In this edition of the playoff, that would have likely meant Texas and Penn State got a bye while Arizona State and Boise State played in the first round. Traditionalists would likely argue that winning the conference should be rewarded but the goal is to find the best team in the country, and the playoff should be set up to make teams earn their way into the biggest game of the year.

Penn State's Tyler Warren (No. 44) catches a TD pass against Boise State in the Fiesta Bowl.

One other glaring flaw that became apparent this week is the elongated schedule, which put the national championship on the same day as a presidential inauguration and a day after the NFL playoffs’ divisional round wrapped up. While demand for tickets was high in Atlanta, some fans complained that the hype around the game was lacking in comparison to previous years.

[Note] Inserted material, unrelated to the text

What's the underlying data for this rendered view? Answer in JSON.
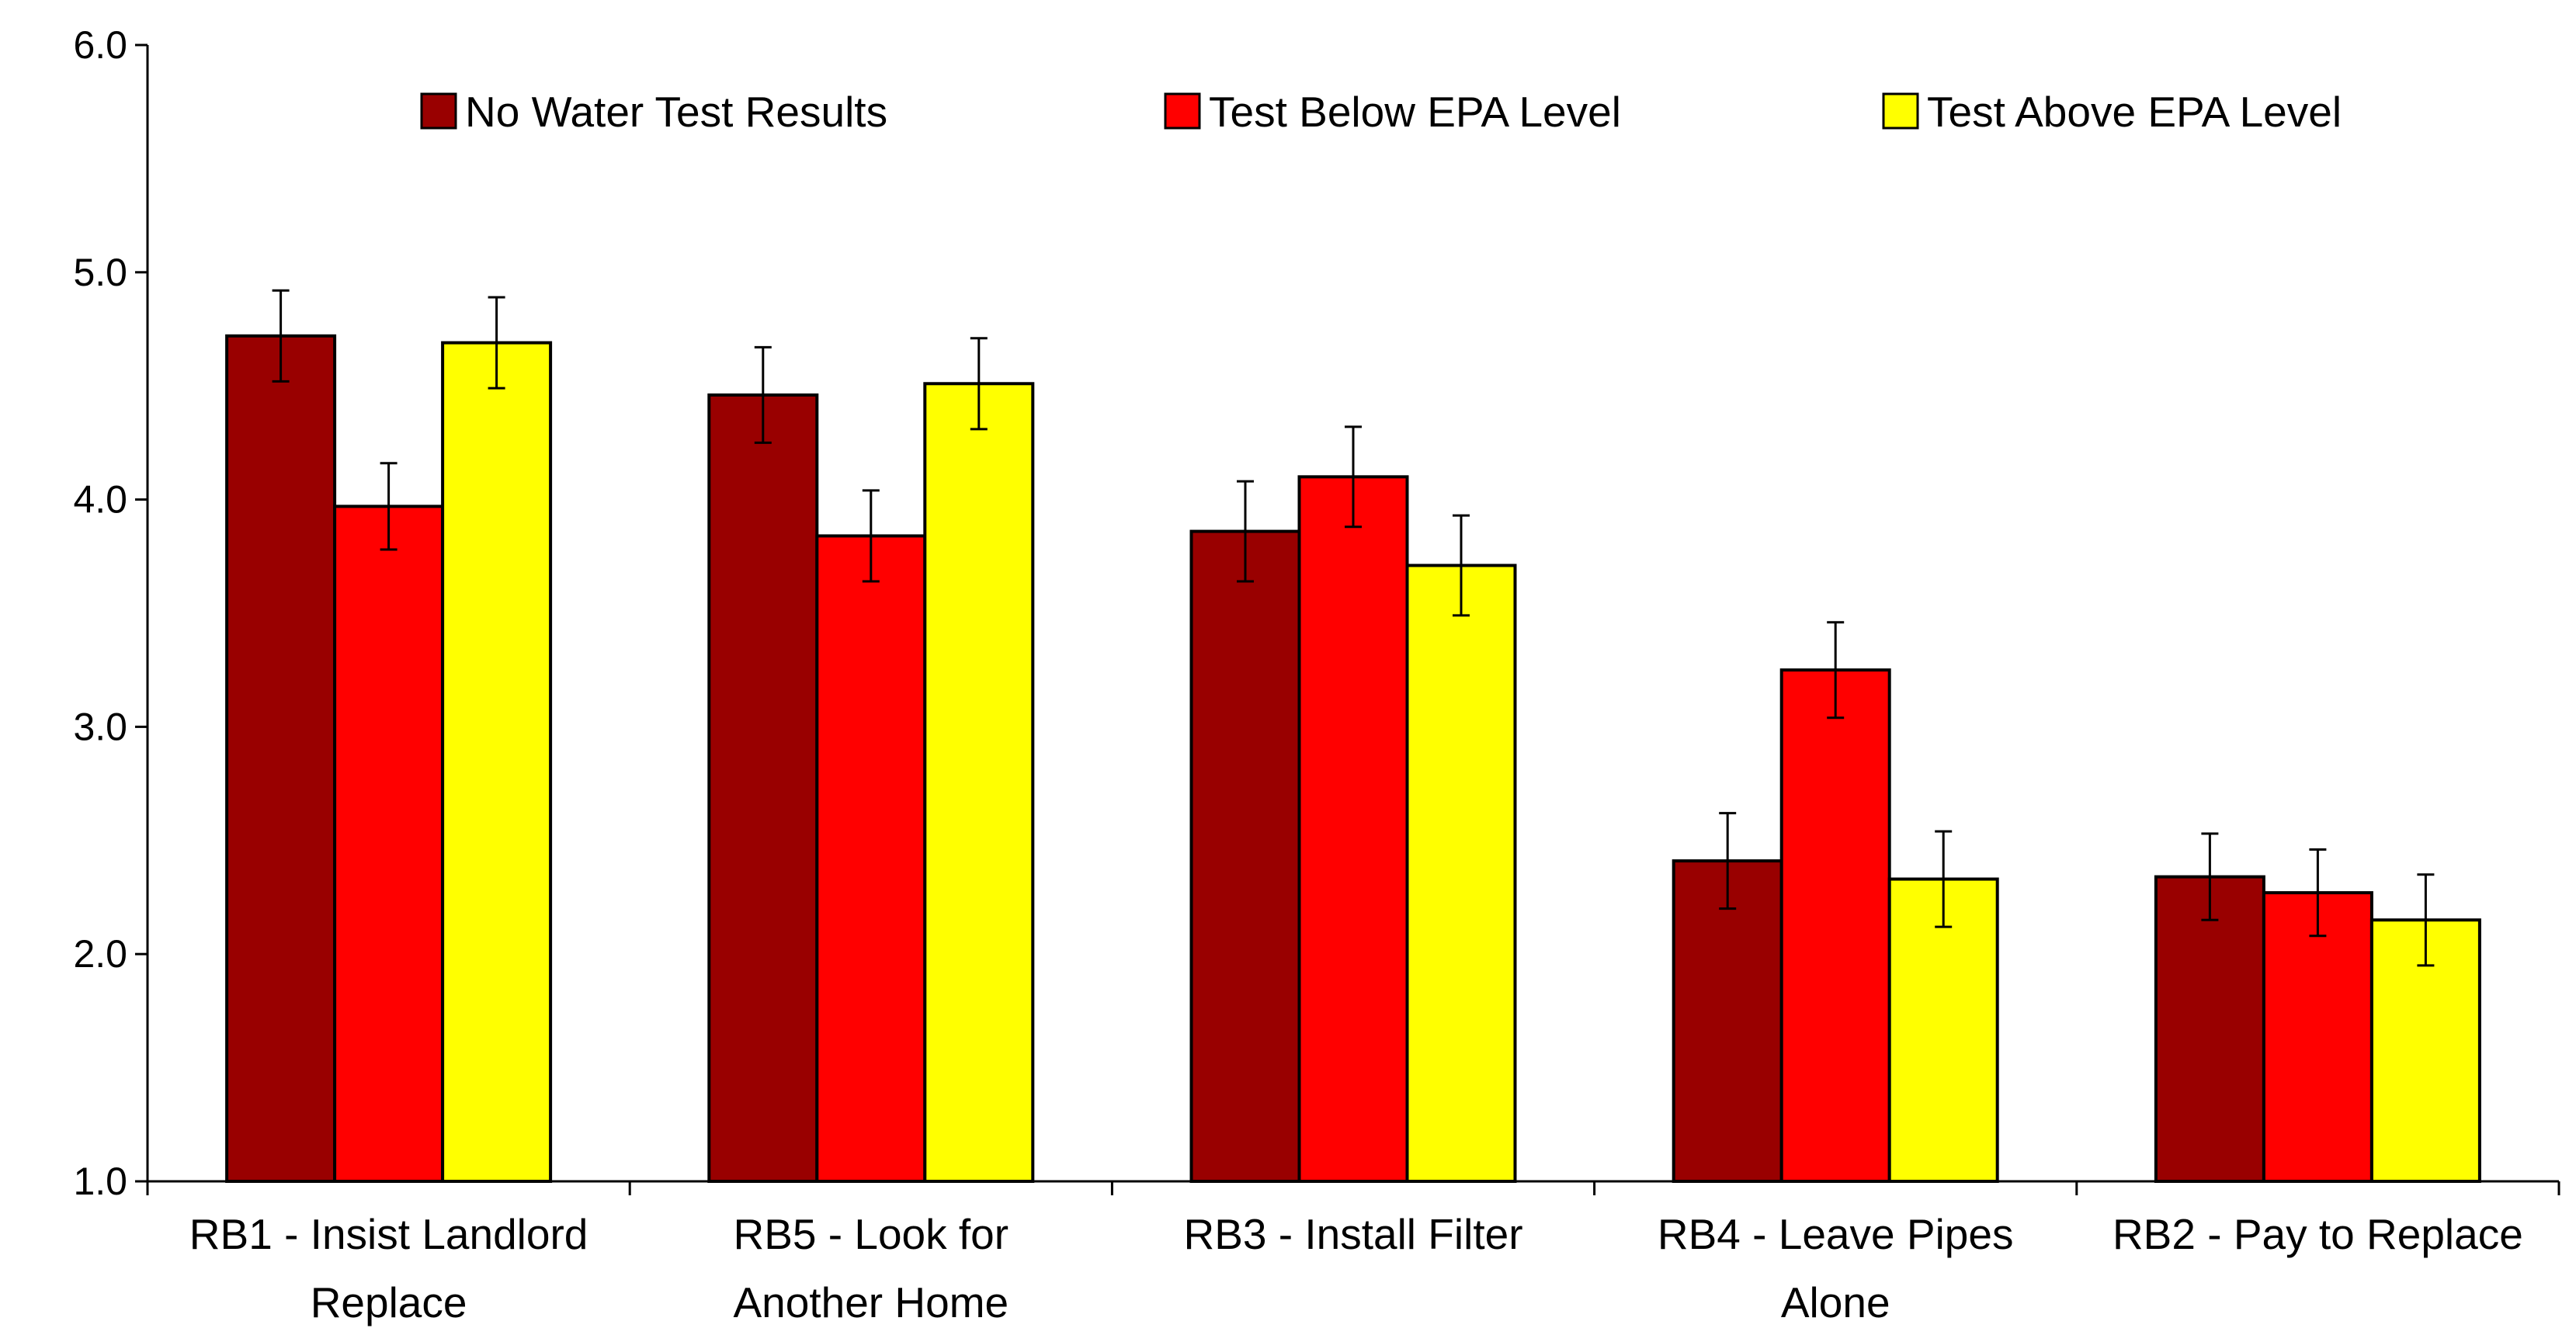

This complaint is much harder to resolve. Traditions are what make college football go around. The Saturday after the conference championship weekends is traditionally the time for the Army-Navy game, the annual end-of-regular-season contest between the two service academies. And then there’s the issue of the multitude of bowl games and January 1, which has long been the big day for college football bowl games. Preserving the profile of that day and those games is a big priority for movers and shakers in the college football world.

The question facing College Football Playoff officials after this year could be the same one they’ve been balancing for a decade: how to best consider college football’s traditions, provide the best product for fans, and also allow the cream of the sport’s crop to rise to the top.